Texas Methodist Churches Leave Organization Over Abortion & LGBT Agenda

Two of the four conferences that make up the United Methodist Church (UMC) in Texas were held last weekend; one in Lubbock and the other in Houston. When the dust had settled, more than 400 of the 1,300 churches represented in the conferences voted to leave the UMC.

A total of 145 of the 201 churches in the Northwest Texas Annual Conference of the United Methodist Church and 294 churches of the 598 churches in the Central Texas Conference of the UMC voted to “disaffiliate” themselves from the mother UMC church.

The split between conservatives and liberals in the UMC has widened into an unbridgeable canyon in recent years. The mother church, while theoretically still adhering to the UMC Book of Discipline, has increasingly allowed member churches to thumb their noses at it, supporting same-sex marriage, abortion, and ordination of LBGT pastors.

The Book of Discipline spells out the church’s doctrine, defining “marriage as the union of one man and one woman” and does not condone the practice of homosexuality, considering it “incompatible with Christian teaching.”

This calls to mind the first chapter the Book of Romans, where the Apostle Paul writes:

For although they knew God, they neither glorified Him as God nor gave thanks to Him, but their thinking became futile and their foolish hearts were darkened….

Therefore God gave them over in the sinful desires of their hearts to sexual impurity for the degrading of their bodies with one another….

Because of this, God gave them over to shameful lusts. Even their women exchanged natural sexual relations for unnatural ones.

In the same way the men also abandoned natural relations with women and were inflamed with lust for one another.

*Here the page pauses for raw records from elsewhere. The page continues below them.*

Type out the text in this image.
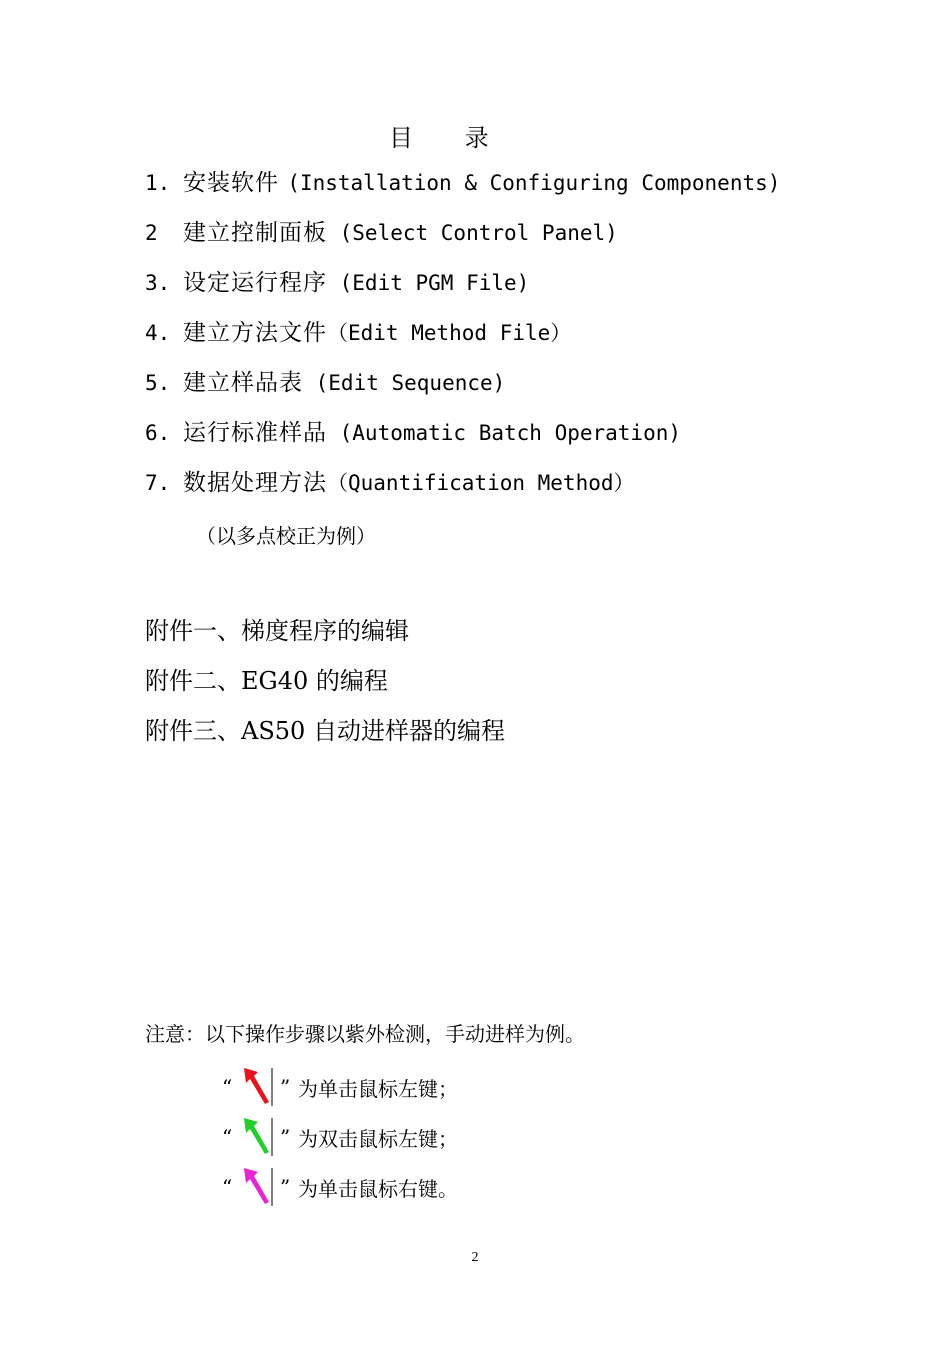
目 录
1. 安装软件 (Installation & Configuring Components)
2 建立控制面板 (Select Control Panel)
3. 设定运行程序 (Edit PGM File)
4. 建立方法文件（Edit Method File）
5. 建立样品表 (Edit Sequence)
6. 运行标准样品 (Automatic Batch Operation)
7. 数据处理方法（Quantification Method）
（以多点校正为例）
附件一、梯度程序的编辑
附件二、EG40 的编程
附件三、AS50 自动进样器的编程
注意：以下操作步骤以紫外检测，手动进样为例。
“	” 为单击鼠标左键；
“	” 为双击鼠标左键；
“	” 为单击鼠标右键。
2
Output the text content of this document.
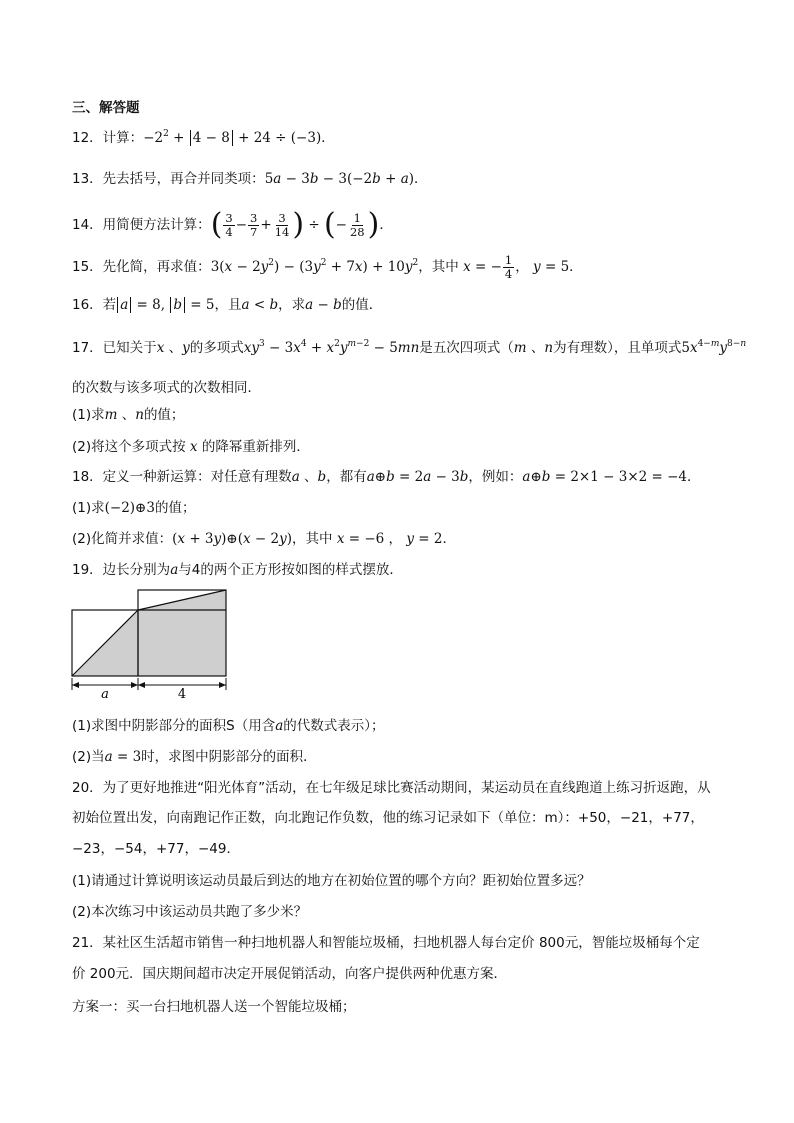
三、解答题
12．计算：$-2^2 + 4 - 8 + 24 \div (-3)$．
13．先去括号，再合并同类项：5a − 3b − 3(−2b + a)．
14．用简便方法计算：( $\frac{3}{4} - \frac{3}{7} + \frac{3}{14}$ ) ÷ (− $\frac{1}{28}$ )．
15．先化简，再求值：$3(x - 2y^2) - (3y^2 + 7x) + 10y^2$，其中 x = − $\frac{1}{4}$ ， y = 5．
16．若 a = 8, b = 5，且a < b，求a − b的值．
17．已知关于x 、y的多项式$xy^3 - 3x^4 + x^2y^{m-2} - 5mn$是五次四项式（m 、n为有理数），且单项式$5x^{4-m}y^{8-n}$
的次数与该多项式的次数相同．
(1)求m 、n的值；
(2)将这个多项式按 x 的降幂重新排列．
18．定义一种新运算：对任意有理数a 、b，都有a⊕b = 2a − 3b，例如：a⊕b = 2×1 − 3×2 = −4．
(1)求(−2)⊕3的值；
(2)化简并求值：(x + 3y)⊕(x − 2y)，其中 x = −6 ， y = 2．
19．边长分别为a与4的两个正方形按如图的样式摆放．
a	4
(1)求图中阴影部分的面积S（用含a的代数式表示）；
(2)当a = 3时，求图中阴影部分的面积．
20．为了更好地推进“阳光体育”活动，在七年级足球比赛活动期间，某运动员在直线跑道上练习折返跑，从
初始位置出发，向南跑记作正数，向北跑记作负数，他的练习记录如下（单位：m）：+50，−21，+77，
−23，−54，+77，−49．
(1)请通过计算说明该运动员最后到达的地方在初始位置的哪个方向？距初始位置多远？
(2)本次练习中该运动员共跑了多少米？
21．某社区生活超市销售一种扫地机器人和智能垃圾桶，扫地机器人每台定价 800元，智能垃圾桶每个定
价 200元．国庆期间超市决定开展促销活动，向客户提供两种优惠方案．
方案一：买一台扫地机器人送一个智能垃圾桶；
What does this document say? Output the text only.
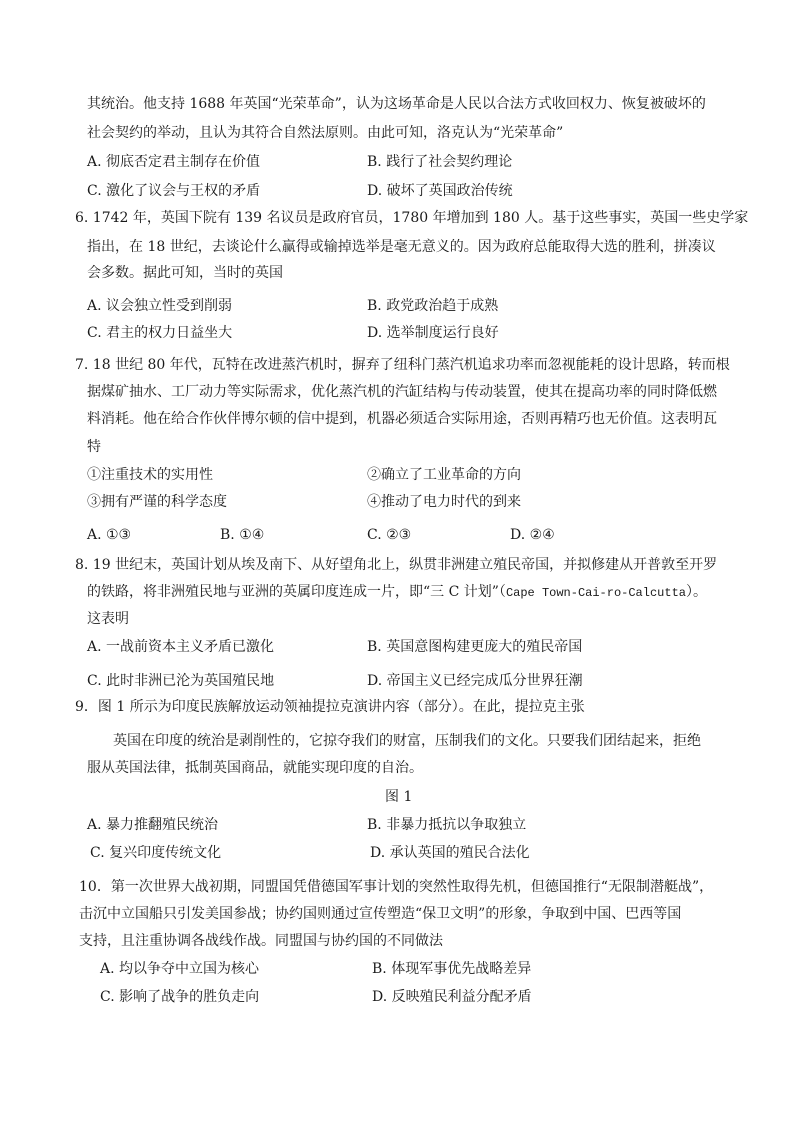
其统治。他支持 1688 年英国“光荣革命”，认为这场革命是人民以合法方式收回权力、恢复被破坏的
社会契约的举动，且认为其符合自然法原则。由此可知，洛克认为“光荣革命”
A. 彻底否定君主制存在价值	B. 践行了社会契约理论
C. 激化了议会与王权的矛盾	D. 破坏了英国政治传统
6. 1742 年，英国下院有 139 名议员是政府官员，1780 年增加到 180 人。基于这些事实，英国一些史学家
指出，在 18 世纪，去谈论什么赢得或输掉选举是毫无意义的。因为政府总能取得大选的胜利，拼凑议
会多数。据此可知，当时的英国
A. 议会独立性受到削弱	B. 政党政治趋于成熟
C. 君主的权力日益坐大	D. 选举制度运行良好
7. 18 世纪 80 年代，瓦特在改进蒸汽机时，摒弃了纽科门蒸汽机追求功率而忽视能耗的设计思路，转而根
据煤矿抽水、工厂动力等实际需求，优化蒸汽机的汽缸结构与传动装置，使其在提高功率的同时降低燃
料消耗。他在给合作伙伴博尔顿的信中提到，机器必须适合实际用途，否则再精巧也无价值。这表明瓦
特
①注重技术的实用性	②确立了工业革命的方向
③拥有严谨的科学态度	④推动了电力时代的到来
A. ①③	B. ①④	C. ②③	D. ②④
8. 19 世纪末，英国计划从埃及南下、从好望角北上，纵贯非洲建立殖民帝国，并拟修建从开普敦至开罗
的铁路，将非洲殖民地与亚洲的英属印度连成一片，即“三 C 计划”（Cape Town-Cai-ro-Calcutta）。
这表明
A. 一战前资本主义矛盾已激化	B. 英国意图构建更庞大的殖民帝国
C. 此时非洲已沦为英国殖民地	D. 帝国主义已经完成瓜分世界狂潮
9．图 1 所示为印度民族解放运动领袖提拉克演讲内容（部分）。在此，提拉克主张
英国在印度的统治是剥削性的，它掠夺我们的财富，压制我们的文化。只要我们团结起来，拒绝
服从英国法律，抵制英国商品，就能实现印度的自治。
图 1
A. 暴力推翻殖民统治	B. 非暴力抵抗以争取独立
C. 复兴印度传统文化	D. 承认英国的殖民合法化
10．第一次世界大战初期，同盟国凭借德国军事计划的突然性取得先机，但德国推行“无限制潜艇战”，
击沉中立国船只引发美国参战；协约国则通过宣传塑造“保卫文明”的形象，争取到中国、巴西等国
支持，且注重协调各战线作战。同盟国与协约国的不同做法
A. 均以争夺中立国为核心	B. 体现军事优先战略差异
C. 影响了战争的胜负走向	D. 反映殖民利益分配矛盾
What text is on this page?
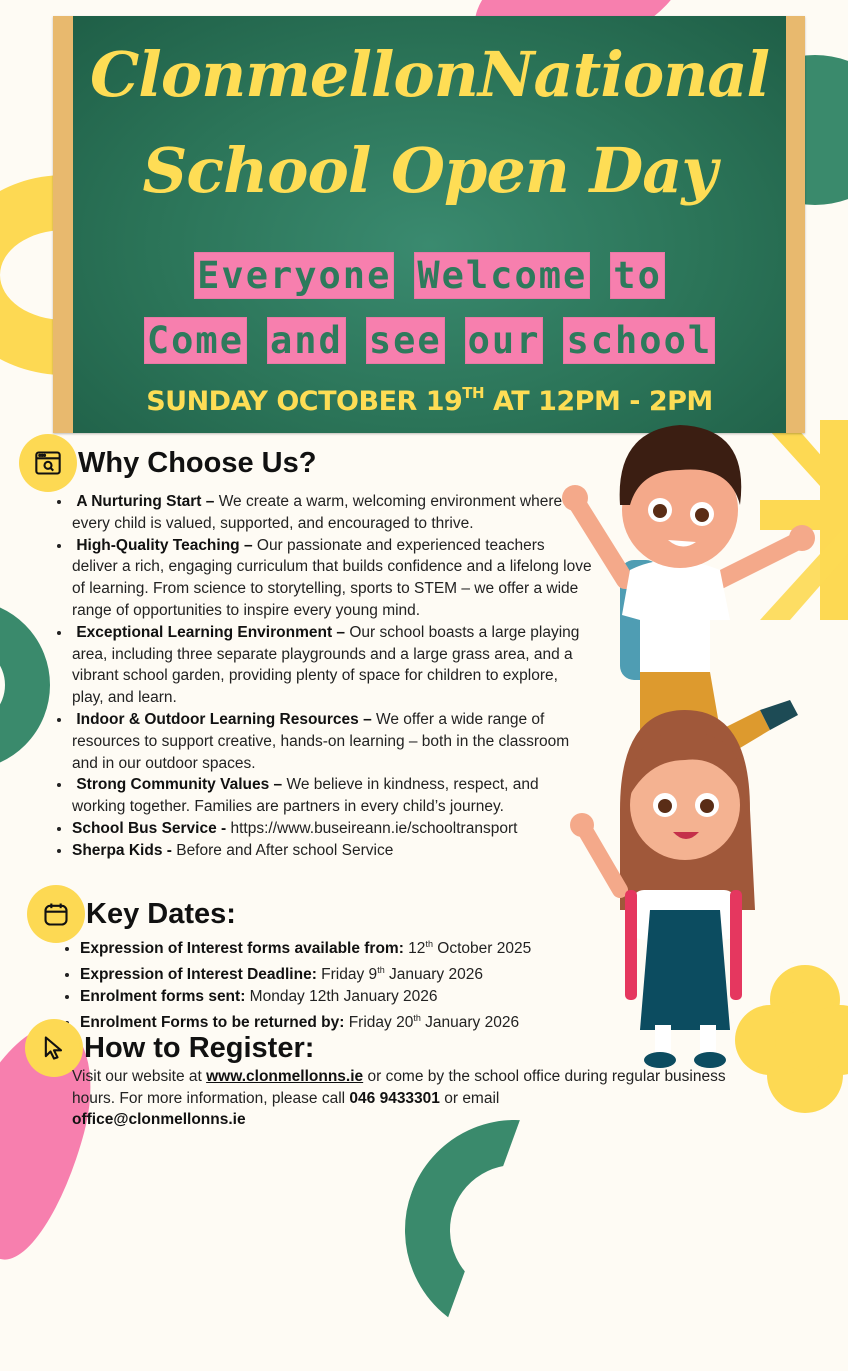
ClonmellonNational
School Open Day
Everyone Welcome to
Come and see our school
SUNDAY OCTOBER 19TH AT 12PM - 2PM
Why Choose Us?
• A Nurturing Start – We create a warm, welcoming environment where every child is valued, supported, and encouraged to thrive.
• High-Quality Teaching – Our passionate and experienced teachers deliver a rich, engaging curriculum that builds confidence and a lifelong love of learning. From science to storytelling, sports to STEM – we offer a wide range of opportunities to inspire every young mind.
• Exceptional Learning Environment – Our school boasts a large playing area, including three separate playgrounds and a large grass area, and a vibrant school garden, providing plenty of space for children to explore, play, and learn.
• Indoor & Outdoor Learning Resources – We offer a wide range of resources to support creative, hands-on learning – both in the classroom and in our outdoor spaces.
• Strong Community Values – We believe in kindness, respect, and working together. Families are partners in every child’s journey.
• School Bus Service - https://www.buseireann.ie/schooltransport
• Sherpa Kids - Before and After school Service
Key Dates:
• Expression of Interest forms available from: 12th October 2025
• Expression of Interest Deadline: Friday 9th January 2026
• Enrolment forms sent: Monday 12th January 2026
• Enrolment Forms to be returned by: Friday 20th January 2026
How to Register:
Visit our website at www.clonmellonns.ie or come by the school office during regular business hours. For more information, please call 046 9433301 or email
office@clonmellonns.ie
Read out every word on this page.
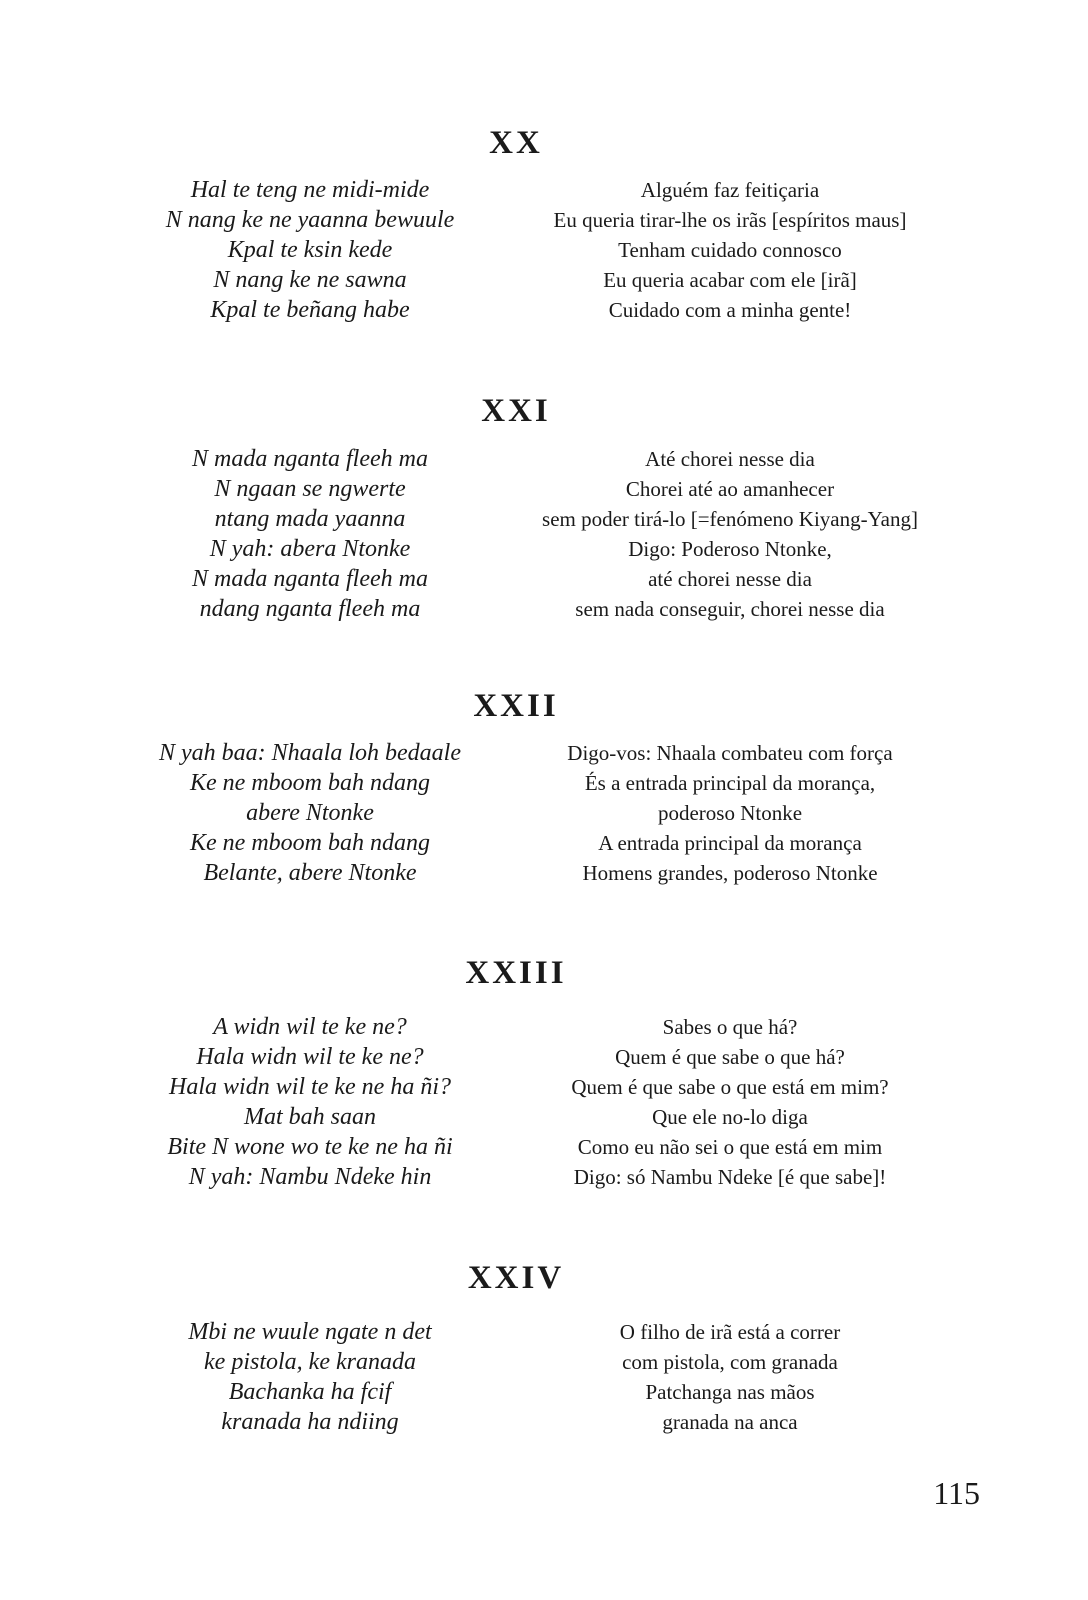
XX
Hal te teng ne midi-mide
N nang ke ne yaanna bewuule
Kpal te ksin kede
N nang ke ne sawna
Kpal te beñang habe
Alguém faz feitiçaria
Eu queria tirar-lhe os irãs [espíritos maus]
Tenham cuidado connosco
Eu queria acabar com ele [irã]
Cuidado com a minha gente!
XXI
N mada nganta fleeh ma
N ngaan se ngwerte
ntang mada yaanna
N yah: abera Ntonke
N mada nganta fleeh ma
ndang nganta fleeh ma
Até chorei nesse dia
Chorei até ao amanhecer
sem poder tirá-lo [=fenómeno Kiyang-Yang]
Digo: Poderoso Ntonke,
até chorei nesse dia
sem nada conseguir, chorei nesse dia
XXII
N yah baa: Nhaala loh bedaale
Ke ne mboom bah ndang
abere Ntonke
Ke ne mboom bah ndang
Belante, abere Ntonke
Digo-vos: Nhaala combateu com força
És a entrada principal da morança,
poderoso Ntonke
A entrada principal da morança
Homens grandes, poderoso Ntonke
XXIII
A widn wil te ke ne?
Hala widn wil te ke ne?
Hala widn wil te ke ne ha ñi?
Mat bah saan
Bite N wone wo te ke ne ha ñi
N yah: Nambu Ndeke hin
Sabes o que há?
Quem é que sabe o que há?
Quem é que sabe o que está em mim?
Que ele no-lo diga
Como eu não sei o que está em mim
Digo: só Nambu Ndeke [é que sabe]!
XXIV
Mbi ne wuule ngate n det
ke pistola, ke kranada
Bachanka ha fcif
kranada ha ndiing
O filho de irã está a correr
com pistola, com granada
Patchanga nas mãos
granada na anca
115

Men committed shameful acts with other men, and received in themselves the due penalty for their error.

But in its continuing effort to be “relevant” to the changing and morally declining culture, the UMC has increasingly allowed violations of its Book of Discipline to be ignored and in some cases applauded.

The exit of those 439 churches is just the beginning of the flood, according to Mark Tooley, head of the Institute on Religion & and Democracy. He puts the exit numbers over recent months from the mother church at more than 1,300 nationwide, adding, “By the end of next year, at least 3,000 and possibly 5,000 churches are expected to exit [the UMC].”

Britney Griner, writing for the Texas Tribune, was spot on as to the primary cause of the flood of Methodist churches leaving the UMC:

As the sexual revolution and other progressive social movements of the 1960s continue to flourish in more liberal parts of the country, the UMC attempted to reconcile its ranks’ divergent views on gay rights and other issues.

Back in September, 81 churches in the Central Texas Conference voted themselves out of the UMC, and 54 churches in the North Texas Conference are in the process of exiting the mother church as well. 

Many of those churches exiting the UMC are affiliating with the new Global Methodist Church. Formed in May, its position on abortion is clear:

The sacredness of all life compels us to resist the practice of abortion except in the cases of tragic conflicts of life against life when the wellbeing of the mother and the child are at stake.

We do not accept abortion as a means of birth control, or gender selection.

In its zeal to be “relevant” to the sinful and morally declining culture by leaving behind the Bible and adopting that culture’s values, the UMC continues to emasculate itself into irrelevancy and oblivion.